Zur Klarstellung: OCLC selbst bezeichnet den beabsichtigen Service als "cooperative library management service" oder "platform-as-a-service" und spricht die Konkurrenz zu bestehenden Bibliothekssystemen und seine Absichten auf dem Markt für Bibliothekssysteme nicht konkret an. Der Ausdruck "Integrated Library System (ILS)" findet sich in keinem der OCLC-Texte zum Thema. Marshall Breeding macht allerdings in seinem Beitrag für das "Library Journal" deutlich:
"This new project, which OCLC calls 'the first Web-scale, cooperative library management service,' will ultimately bring into WorldCat Local the full complement of functions traditionally performed by a locally installed integrated library system (ILS)."Es ist davon auszugehen, dass die zunächst geförderte Interoperabilität zwischen WorldCat Local und lokalen Bibliotheksystemen nur ein Übergangsstadium ist auf dem Weg zu einer Ablösung der lokalen Systeme durch OCLCs Plattform-Service. Die neue Strategie OCLCs wird also einige Bewegung in die ILS-Industrie bringen.

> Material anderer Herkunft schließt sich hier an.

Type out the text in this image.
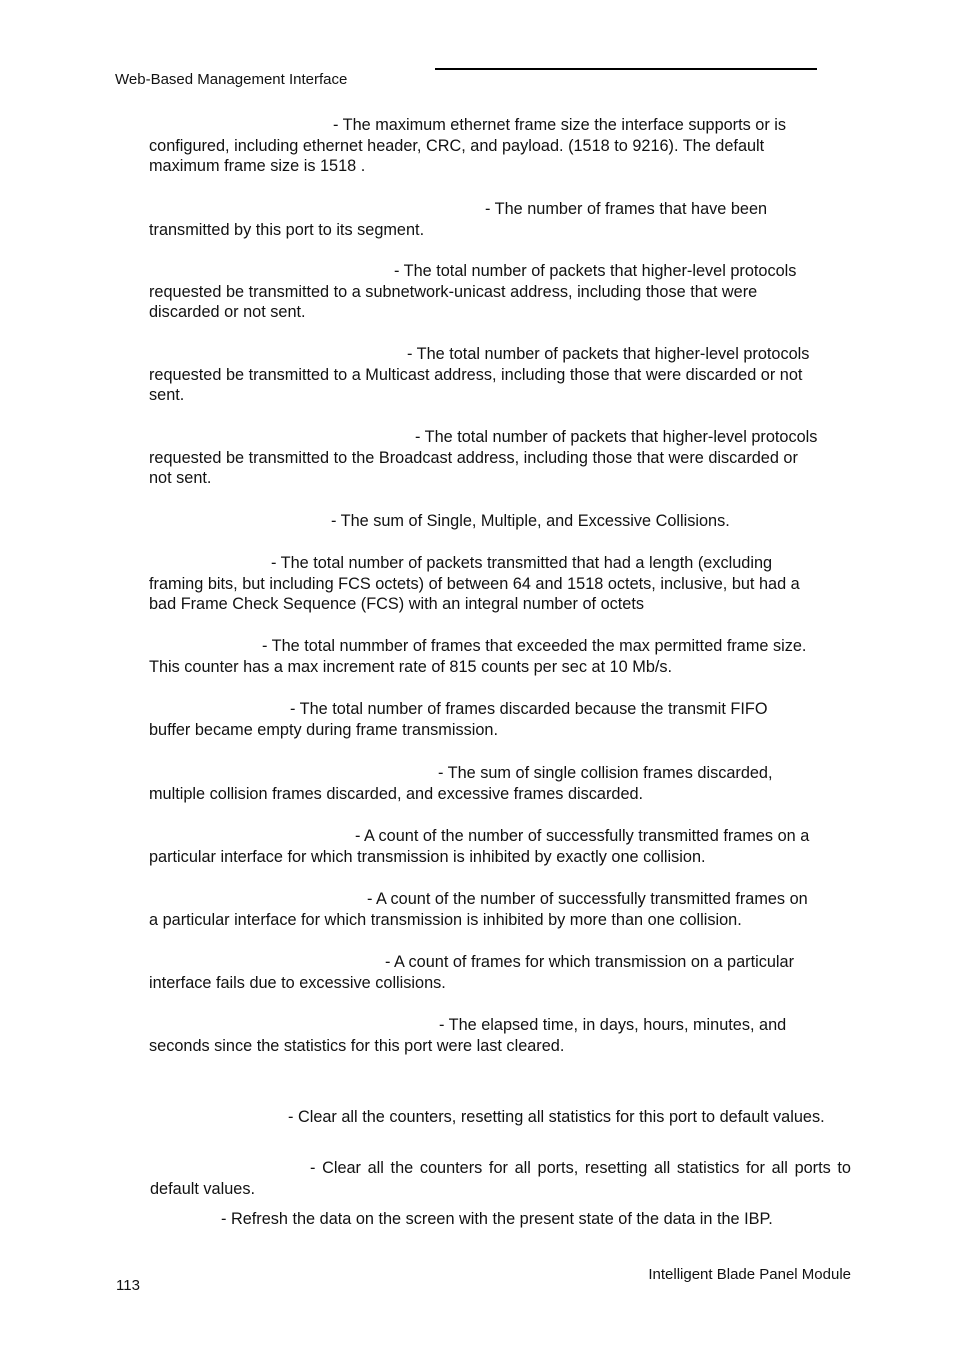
Web-Based Management Interface

- The maximum ethernet frame size the interface supports or is
configured, including ethernet header, CRC, and payload. (1518 to 9216). The default
maximum frame size is 1518 .

- The number of frames that have been
transmitted by this port to its segment.

- The total number of packets that higher-level protocols
requested be transmitted to a subnetwork-unicast address, including those that were
discarded or not sent.

- The total number of packets that higher-level protocols
requested be transmitted to a Multicast address, including those that were discarded or not
sent.

- The total number of packets that higher-level protocols
requested be transmitted to the Broadcast address, including those that were discarded or
not sent.

- The sum of Single, Multiple, and Excessive Collisions.

- The total number of packets transmitted that had a length (excluding
framing bits, but including FCS octets) of between 64 and 1518 octets, inclusive, but had a
bad Frame Check Sequence (FCS) with an integral number of octets

- The total nummber of frames that exceeded the max permitted frame size.
This counter has a max increment rate of 815 counts per sec at 10 Mb/s.

- The total number of frames discarded because the transmit FIFO
buffer became empty during frame transmission.

- The sum of single collision frames discarded,
multiple collision frames discarded, and excessive frames discarded.

- A count of the number of successfully transmitted frames on a
particular interface for which transmission is inhibited by exactly one collision.

- A count of the number of successfully transmitted frames on
a particular interface for which transmission is inhibited by more than one collision.

- A count of frames for which transmission on a particular
interface fails due to excessive collisions.

- The elapsed time, in days, hours, minutes, and
seconds since the statistics for this port were last cleared.

- Clear all the counters, resetting all statistics for this port to default values.

- Clear all the counters for all ports, resetting all statistics for all ports to default values.

- Refresh the data on the screen with the present state of the data in the IBP.

113
Intelligent Blade Panel Module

Eine lange überfällige Entwicklung
OCLC setzt nun also um, was in der Bibliothekswelt schon lange überfällig war. Wieso haben denn Bibliotheken ihr eigenes Lokalsystem, in dem die gleichen Daten vorgehalten werden, die sich auch im Verbundkatalog befinden? Wenn ein Bibliothekskatalog auch einfach als eine Teilmenge des Verbundkatalogs implementiert werden kann? Ich bin erst seit kurzer Zeit im Bibliothekswesen und habe mir diese Fragen schon öfter gestellt. Ein solcher Ansatz wie der OCLCs würde sämtliche Synchronisationsprobleme verschwinden lassen und auch müssten Bibliotheken keine lokale Server- und Softwareinfrastruktur mehr unterstützen. Zudem ergeben sich mit einer gemeinsamen Infrastruktur neue Möglichkeiten der Kooperation. OCLC sagt dazu:
"OCLC's vision is similar to Software as a Service (SaaS) but is distinguished by the cooperative "network effect" of all libraries using the same, shared hardware, services and data, rather than the alternative model of hosting hardware and software on behalf of individual libraries."Unter dem technischen Aspekt ist dies also eine logische und zu begrüßende Entwicklung, die man nur gutheißen kann. Allerdings ergeben sich einige Probleme durch den enormen Machtzuwachs des - ohnehin weltweit mächtigsten - Unternehmens im Bibliothekswesen.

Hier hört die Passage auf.